The Psychoanalyst interprets defenses (essentially to help people stop fooling themselves about their own mental processes) in order to bring into consciousness those motivating ideas and feelings that the person has been incapable of facing directly. As I have pointed out to patients on many occasions: When you do not know why you behave the way you do, or feel the way you feel, you can not change anything. It is only once you understand why you are feeling the way you feel and why you do the things you do, that you have the choice of changing the behavior that causes you, and others, grief. In brief, the goal of psychoanalysis is to enlarge the area of mental life, feelings and behavior, that a person can take conscious responsibility for.What a refreshing attitude! I know that I grow weary sometimes fighting the perception that somehow Psychiatry (of which Psychoanalysis is a part) encourages victimhood and decreases personal responsibility. ShrinkWrapped correctly asserts that this is a result of "pop" psychiatry and psychology, which over-simplifies and trivializes psychological processes. This same "pop" psychology has either glorified or demonized theorists like Freud, and have used watered down versions of hisand other's ideas to "prove" many ridiculous assertions. The entire societal attitude towards preserving a child's "Self-Esteem" at any expense is a perfect example.

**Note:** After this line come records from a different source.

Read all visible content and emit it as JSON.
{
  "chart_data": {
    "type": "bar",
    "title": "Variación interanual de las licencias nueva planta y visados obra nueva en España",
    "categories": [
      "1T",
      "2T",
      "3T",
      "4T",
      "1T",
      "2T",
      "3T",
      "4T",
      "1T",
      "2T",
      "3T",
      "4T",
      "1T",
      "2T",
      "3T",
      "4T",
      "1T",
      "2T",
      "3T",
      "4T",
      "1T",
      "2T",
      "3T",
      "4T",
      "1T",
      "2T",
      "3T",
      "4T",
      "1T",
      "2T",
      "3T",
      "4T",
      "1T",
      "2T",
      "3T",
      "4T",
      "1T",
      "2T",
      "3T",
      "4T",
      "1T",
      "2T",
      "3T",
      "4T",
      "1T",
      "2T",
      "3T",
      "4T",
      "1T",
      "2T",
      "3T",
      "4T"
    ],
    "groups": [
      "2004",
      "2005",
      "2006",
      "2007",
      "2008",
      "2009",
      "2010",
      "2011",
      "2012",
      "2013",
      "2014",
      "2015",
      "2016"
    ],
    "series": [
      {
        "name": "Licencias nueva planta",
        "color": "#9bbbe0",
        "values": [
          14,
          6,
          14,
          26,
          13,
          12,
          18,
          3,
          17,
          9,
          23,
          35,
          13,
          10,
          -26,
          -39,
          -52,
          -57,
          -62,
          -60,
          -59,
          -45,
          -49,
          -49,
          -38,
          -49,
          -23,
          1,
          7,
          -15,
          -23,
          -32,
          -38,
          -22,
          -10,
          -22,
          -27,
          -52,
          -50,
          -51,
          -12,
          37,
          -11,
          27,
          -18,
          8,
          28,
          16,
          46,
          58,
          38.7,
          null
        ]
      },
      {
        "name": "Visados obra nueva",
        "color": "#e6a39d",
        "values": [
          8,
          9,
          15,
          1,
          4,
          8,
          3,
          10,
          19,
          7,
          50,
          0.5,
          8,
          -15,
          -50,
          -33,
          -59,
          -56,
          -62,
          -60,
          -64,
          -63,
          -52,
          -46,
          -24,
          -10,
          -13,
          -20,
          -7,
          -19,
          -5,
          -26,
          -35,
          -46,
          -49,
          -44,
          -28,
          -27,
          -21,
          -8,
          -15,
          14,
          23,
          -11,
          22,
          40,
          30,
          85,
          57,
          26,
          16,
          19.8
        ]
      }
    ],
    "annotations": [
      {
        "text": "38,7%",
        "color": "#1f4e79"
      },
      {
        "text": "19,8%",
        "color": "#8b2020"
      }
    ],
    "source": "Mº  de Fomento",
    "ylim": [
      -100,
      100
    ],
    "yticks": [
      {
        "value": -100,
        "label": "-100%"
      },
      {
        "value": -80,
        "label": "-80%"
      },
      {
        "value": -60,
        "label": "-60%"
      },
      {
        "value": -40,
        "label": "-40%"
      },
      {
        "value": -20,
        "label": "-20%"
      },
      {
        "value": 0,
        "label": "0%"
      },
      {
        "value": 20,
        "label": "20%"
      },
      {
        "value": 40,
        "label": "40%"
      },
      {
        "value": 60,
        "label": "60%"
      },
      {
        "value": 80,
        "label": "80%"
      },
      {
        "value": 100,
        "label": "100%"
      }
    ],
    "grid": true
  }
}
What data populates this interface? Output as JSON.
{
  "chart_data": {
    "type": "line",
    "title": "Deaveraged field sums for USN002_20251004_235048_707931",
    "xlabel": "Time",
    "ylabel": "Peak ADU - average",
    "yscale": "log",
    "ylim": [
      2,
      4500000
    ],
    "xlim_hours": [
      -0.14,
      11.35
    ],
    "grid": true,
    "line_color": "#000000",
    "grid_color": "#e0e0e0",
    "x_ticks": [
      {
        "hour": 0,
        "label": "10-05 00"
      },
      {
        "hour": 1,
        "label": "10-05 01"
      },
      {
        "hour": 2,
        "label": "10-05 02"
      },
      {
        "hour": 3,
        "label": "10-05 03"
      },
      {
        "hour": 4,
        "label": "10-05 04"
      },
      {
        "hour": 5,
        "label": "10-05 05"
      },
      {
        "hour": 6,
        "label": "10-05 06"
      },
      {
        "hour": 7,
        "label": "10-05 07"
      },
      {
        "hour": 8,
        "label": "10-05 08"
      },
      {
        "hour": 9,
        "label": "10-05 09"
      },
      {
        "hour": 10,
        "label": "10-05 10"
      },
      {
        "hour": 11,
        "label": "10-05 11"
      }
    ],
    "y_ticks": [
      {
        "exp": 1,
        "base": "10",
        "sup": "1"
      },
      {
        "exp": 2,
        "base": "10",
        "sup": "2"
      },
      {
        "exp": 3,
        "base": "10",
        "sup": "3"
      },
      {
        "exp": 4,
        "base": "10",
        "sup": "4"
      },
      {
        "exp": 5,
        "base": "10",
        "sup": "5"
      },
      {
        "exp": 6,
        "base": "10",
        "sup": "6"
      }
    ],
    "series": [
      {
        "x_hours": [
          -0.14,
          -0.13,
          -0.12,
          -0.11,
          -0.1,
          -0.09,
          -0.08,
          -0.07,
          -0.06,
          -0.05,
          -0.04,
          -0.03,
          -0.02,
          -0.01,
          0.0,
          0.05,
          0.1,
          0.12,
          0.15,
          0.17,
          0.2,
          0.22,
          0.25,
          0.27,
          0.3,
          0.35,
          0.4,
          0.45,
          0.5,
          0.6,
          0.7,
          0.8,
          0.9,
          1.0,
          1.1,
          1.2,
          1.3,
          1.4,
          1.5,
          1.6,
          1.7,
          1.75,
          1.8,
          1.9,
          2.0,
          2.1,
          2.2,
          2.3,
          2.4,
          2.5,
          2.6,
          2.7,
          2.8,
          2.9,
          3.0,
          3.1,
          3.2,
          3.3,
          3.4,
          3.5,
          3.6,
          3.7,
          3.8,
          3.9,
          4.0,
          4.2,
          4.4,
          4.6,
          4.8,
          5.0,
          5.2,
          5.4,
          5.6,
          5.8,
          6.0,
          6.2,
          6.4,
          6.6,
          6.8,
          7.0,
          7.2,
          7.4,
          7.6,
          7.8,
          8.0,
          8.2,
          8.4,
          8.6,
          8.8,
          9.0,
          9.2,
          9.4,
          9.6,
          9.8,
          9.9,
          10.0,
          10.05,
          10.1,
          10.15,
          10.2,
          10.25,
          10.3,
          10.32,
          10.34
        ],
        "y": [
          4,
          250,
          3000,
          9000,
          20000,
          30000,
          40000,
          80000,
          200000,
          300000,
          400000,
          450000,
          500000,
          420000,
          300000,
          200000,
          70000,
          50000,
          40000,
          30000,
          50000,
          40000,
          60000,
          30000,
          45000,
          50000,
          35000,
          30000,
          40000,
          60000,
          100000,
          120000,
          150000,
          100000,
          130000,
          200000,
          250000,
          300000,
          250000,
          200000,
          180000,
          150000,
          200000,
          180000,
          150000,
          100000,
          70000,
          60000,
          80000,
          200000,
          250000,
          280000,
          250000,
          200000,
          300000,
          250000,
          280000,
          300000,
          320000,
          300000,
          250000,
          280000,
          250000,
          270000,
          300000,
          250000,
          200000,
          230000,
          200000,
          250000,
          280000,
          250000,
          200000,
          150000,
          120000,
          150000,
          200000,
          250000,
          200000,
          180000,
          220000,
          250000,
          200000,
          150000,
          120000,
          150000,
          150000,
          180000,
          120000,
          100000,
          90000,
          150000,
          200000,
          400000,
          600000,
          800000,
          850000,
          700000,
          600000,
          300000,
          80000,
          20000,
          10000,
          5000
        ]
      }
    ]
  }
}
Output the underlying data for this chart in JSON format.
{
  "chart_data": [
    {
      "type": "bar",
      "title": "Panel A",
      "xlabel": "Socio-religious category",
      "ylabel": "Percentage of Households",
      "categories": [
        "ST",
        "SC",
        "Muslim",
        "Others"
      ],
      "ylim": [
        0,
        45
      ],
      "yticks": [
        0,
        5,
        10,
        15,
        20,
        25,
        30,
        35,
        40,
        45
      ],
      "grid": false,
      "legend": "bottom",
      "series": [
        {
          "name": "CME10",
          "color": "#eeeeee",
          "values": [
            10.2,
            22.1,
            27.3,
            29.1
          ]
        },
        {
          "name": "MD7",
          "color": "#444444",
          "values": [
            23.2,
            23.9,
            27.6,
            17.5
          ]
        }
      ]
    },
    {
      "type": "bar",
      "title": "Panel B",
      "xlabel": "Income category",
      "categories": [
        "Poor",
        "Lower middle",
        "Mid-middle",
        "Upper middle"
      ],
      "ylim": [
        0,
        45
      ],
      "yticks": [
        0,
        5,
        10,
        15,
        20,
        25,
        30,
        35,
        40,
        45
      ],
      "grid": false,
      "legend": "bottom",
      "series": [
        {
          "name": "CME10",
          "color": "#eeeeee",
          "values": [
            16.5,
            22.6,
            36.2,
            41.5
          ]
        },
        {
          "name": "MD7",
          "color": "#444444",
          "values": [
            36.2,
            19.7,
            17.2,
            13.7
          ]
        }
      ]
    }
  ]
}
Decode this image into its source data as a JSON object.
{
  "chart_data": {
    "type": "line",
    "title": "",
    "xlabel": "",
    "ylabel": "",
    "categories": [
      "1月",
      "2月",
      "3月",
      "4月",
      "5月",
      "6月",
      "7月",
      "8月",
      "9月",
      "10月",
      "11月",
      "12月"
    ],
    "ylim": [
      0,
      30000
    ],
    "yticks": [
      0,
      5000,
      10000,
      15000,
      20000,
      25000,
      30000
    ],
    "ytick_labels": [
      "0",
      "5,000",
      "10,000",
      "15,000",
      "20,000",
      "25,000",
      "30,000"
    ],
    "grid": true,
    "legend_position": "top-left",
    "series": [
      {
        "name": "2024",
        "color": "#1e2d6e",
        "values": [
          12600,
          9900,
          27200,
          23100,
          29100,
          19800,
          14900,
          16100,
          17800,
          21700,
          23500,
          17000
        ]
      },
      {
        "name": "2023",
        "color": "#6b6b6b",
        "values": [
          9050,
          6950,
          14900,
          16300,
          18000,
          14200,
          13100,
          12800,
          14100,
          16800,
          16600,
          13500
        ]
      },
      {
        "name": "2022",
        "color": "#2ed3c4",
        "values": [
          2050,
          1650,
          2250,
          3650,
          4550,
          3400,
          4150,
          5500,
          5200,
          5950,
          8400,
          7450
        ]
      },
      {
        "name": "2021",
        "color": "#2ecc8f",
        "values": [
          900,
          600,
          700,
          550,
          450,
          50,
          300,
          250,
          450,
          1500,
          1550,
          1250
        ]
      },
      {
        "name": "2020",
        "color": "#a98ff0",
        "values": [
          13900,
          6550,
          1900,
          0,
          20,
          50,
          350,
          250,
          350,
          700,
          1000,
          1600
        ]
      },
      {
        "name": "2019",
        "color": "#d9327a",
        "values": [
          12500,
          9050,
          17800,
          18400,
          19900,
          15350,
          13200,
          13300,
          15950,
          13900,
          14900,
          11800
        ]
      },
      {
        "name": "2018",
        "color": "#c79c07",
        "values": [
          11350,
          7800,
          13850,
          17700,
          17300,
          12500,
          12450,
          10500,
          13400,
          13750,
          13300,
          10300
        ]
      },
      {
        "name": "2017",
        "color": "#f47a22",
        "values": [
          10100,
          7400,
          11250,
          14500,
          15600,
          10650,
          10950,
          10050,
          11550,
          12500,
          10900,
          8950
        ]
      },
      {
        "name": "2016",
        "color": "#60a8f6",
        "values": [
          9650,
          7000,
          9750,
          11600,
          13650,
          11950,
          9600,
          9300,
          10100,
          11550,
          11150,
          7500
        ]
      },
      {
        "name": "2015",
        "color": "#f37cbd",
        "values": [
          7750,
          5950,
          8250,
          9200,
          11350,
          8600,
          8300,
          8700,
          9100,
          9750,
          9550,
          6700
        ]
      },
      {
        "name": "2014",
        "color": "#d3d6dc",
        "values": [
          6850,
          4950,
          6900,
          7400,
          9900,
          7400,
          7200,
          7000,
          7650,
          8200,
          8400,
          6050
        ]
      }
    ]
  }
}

(Please note there are many types of treatment that help people change behavior, that do not involve "making the unconscious conscious", but they are treatments with different, more modest, goals than Psychoanalysis, which aims for deeper structural alterations in the character. The differences lead to a long discussion, better suited for another time and place.)
I have never been fond of "Pop" Psychology. Typically, when media types write about psychology and try to use psychoanalytic concepts, they oversimplify to the point of meaninglessness and generally misuse the concepts they write about, often with a (probably unconscious) political and philosophical bias. The emblematic themes of modern liberalism, with their selective use of psychological concepts, are victimhood and externalization of responsibility. In so much of what has occurred in our culture over the last 40 years, the idea of "root causes" became an unquestioned assumption. The "root causes" invoked as explanatory and exculpatory all seemed to arise in the external culture and especially in "abuse" by the powerful (with "abuse" being defined by spokespeople for the designated victim classes), or in the person's biochemistry, over which he would, of course, have no control.
The outcome of much of this has been the novel theory of causation, which essentially says that man is a helpless creature, at the mercy of his surrounding society and internal psycho-physiology, and therefore cannot be held responsible for anything he does. The exception is that the wealthy and successful, whether individuals, companies, or nations, are responsible for all that goes wrong for the victim and for the world.